Asked if the men’s draw feels as open as people make it out to be, Medvedev said on Friday: “If I look back I would say maybe five years ago when I probably wasn’t even on the tour yet, when there was the ‘Big Four,’ Andy, Novak, Roger, Rafa, especially if they were the top four seeds, some tournaments were for sure I don’t know how the other guys reacted, but it was tough. You know you’re going to have them in the quarters, early rounds. There’s been a couple of Grand Slams where they’ve occupied the semis. shouldn’t have been easy.

“If we look at that prospect, maybe it’s (open this year). At the same time, if we take the last two, three years at the Grand Slam, I have to say that on the hard courts it was often me there Stefanos a few times Australian Open, Sascha (Zverev) was there Sometimes in the final Dominique (Thiem).

“It’s not like I felt like I saw a huge upset in the last Slams. It’s not easy to answer. I think it’s (open). But from my point of view view, I just want to play well, try to win as many games as possible, no matter the opponent, no matter the draw.

Nadal in pursuit of history

The Spaniard has already won two major tournaments this year to take his men’s record to 22 Grand Slams won. If he landed a 23rd here, he would tie Serena’s Open Era record.

Nadal has not played in New York since winning a fourth US Open title in 2019. He has lifted the trophy at Arthur Ashe Stadium in two of his last three tournament appearances.

Juicy first rounds

Osaka vs. Collins isn’t the only thrilling first round on the menu in New York.

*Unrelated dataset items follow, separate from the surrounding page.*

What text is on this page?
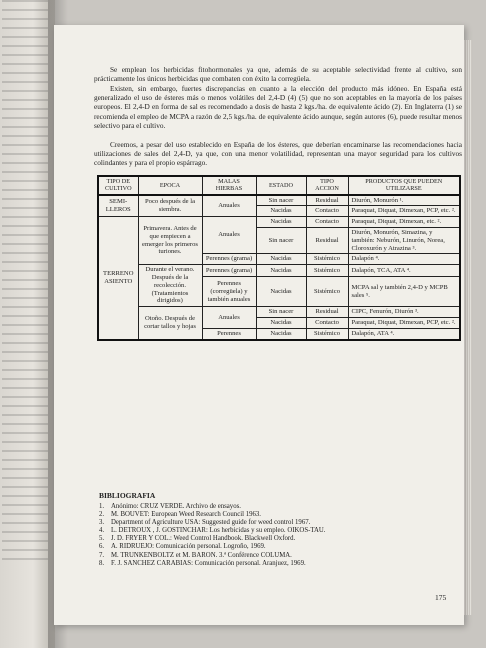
Se emplean los herbicidas fitohormonales ya que, además de su aceptable selectividad frente al cultivo, son prácticamente los únicos herbicidas que combaten con éxito la corregüela.

Existen, sin embargo, fuertes discrepancias en cuanto a la elección del producto más idóneo. En España está generalizado el uso de ésteres más o menos volátiles del 2,4-D (4) (5) que no son aceptables en la mayoría de los países europeos. El 2,4-D en forma de sal es recomendado a dosis de hasta 2 kgs./ha. de equivalente ácido (2). En Inglaterra (1) se recomienda el empleo de MCPA a razón de 2,5 kgs./ha. de equivalente ácido aunque, según autores (6), puede resultar menos selectivo para el cultivo.

Creemos, a pesar del uso establecido en España de los ésteres, que deberían encaminarse las recomendaciones hacia utilizaciones de sales del 2,4-D, ya que, con una menor volatilidad, representan una mayor seguridad para los cultivos colindantes y para el propio espárrago.

TIPO DE CULTIVO	EPOCA	MALAS HIERBAS	ESTADO	TIPO ACCION	PRODUCTOS QUE PUEDEN UTILIZARSE
SEMI-LLEROS	Poco después de la siembra.	Anuales	Sin nacer	Residual	Diurón, Monurón ¹.
			Nacidas	Contacto	Paraquat, Diquat, Dimexan, PCP, etc. ².
TERRENO ASIENTO	Primavera. Antes de que empiecen a emerger los primeros turiones.	Anuales	Nacidas	Contacto	Paraquat, Diquat, Dimexan, etc. ².
			Sin nacer	Residual	Diurón, Monurón, Simazina, y también: Neburón, Linurón, Norea, Cloroxurón y Atrazina ³.
		Perennes (grama)	Nacidas	Sistémico	Dalapón ⁴.
	Durante el verano. Después de la recolección. (Tratamientos dirigidos)	Perennes (grama)	Nacidas	Sistémico	Dalapón, TCA, ATA ⁴.
		Perennes (corregüela) y también anuales	Nacidas	Sistémico	MCPA sal y también 2,4-D y MCPB sales ⁵.
	Otoño. Después de cortar tallos y hojas	Anuales	Sin nacer	Residual	CIPC, Fenurón, Diurón ³.
			Nacidas	Contacto	Paraquat, Diquat, Dimexan, PCP, etc. ².
		Perennes	Nacidas	Sistémico	Dalapón, ATA ⁴.

BIBLIOGRAFIA

1.	Anónimo: CRUZ VERDE. Archivo de ensayos.
2.	M. BOUVET: European Weed Research Council 1963.
3.	Department of Agriculture USA: Suggested guide for weed control 1967.
4.	L. DETROUX , J. GOSTINCHAR: Los herbicidas y su empleo. OIKOS-TAU.
5.	J. D. FRYER Y COL.: Weed Control Handbook. Blackwell Oxford.
6.	A. RIDRUEJO: Comunicación personal. Logroño, 1969.
7.	M. TRUNKENBOLTZ et M. BARON. 3.ª Conférence COLUMA.
8.	F. J. SANCHEZ CARABIAS: Comunicación personal. Aranjuez, 1969.
175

Wimbledon runner-up Nick Kyrgios will open his campaign against doubles partner and good friend Thanasi Kokkinakis, just months after winning the Australian Open doubles crown.

2020 champion Dominic Thiem will face two-time semi-finalist and recent Montreal champion Pablo Carreno Busta.

Rising Chinese star Zheng Qinwen takes on former French Open champion Jelena Ostapenko, Raducanu has a tough opponent in Cornet who ended Iga Swiatek’s 37-game winning streak at Wimbledon earlier this summer, while third seed Maria Sakkari will face Wimbledon semi-finalist Tatjana Maria.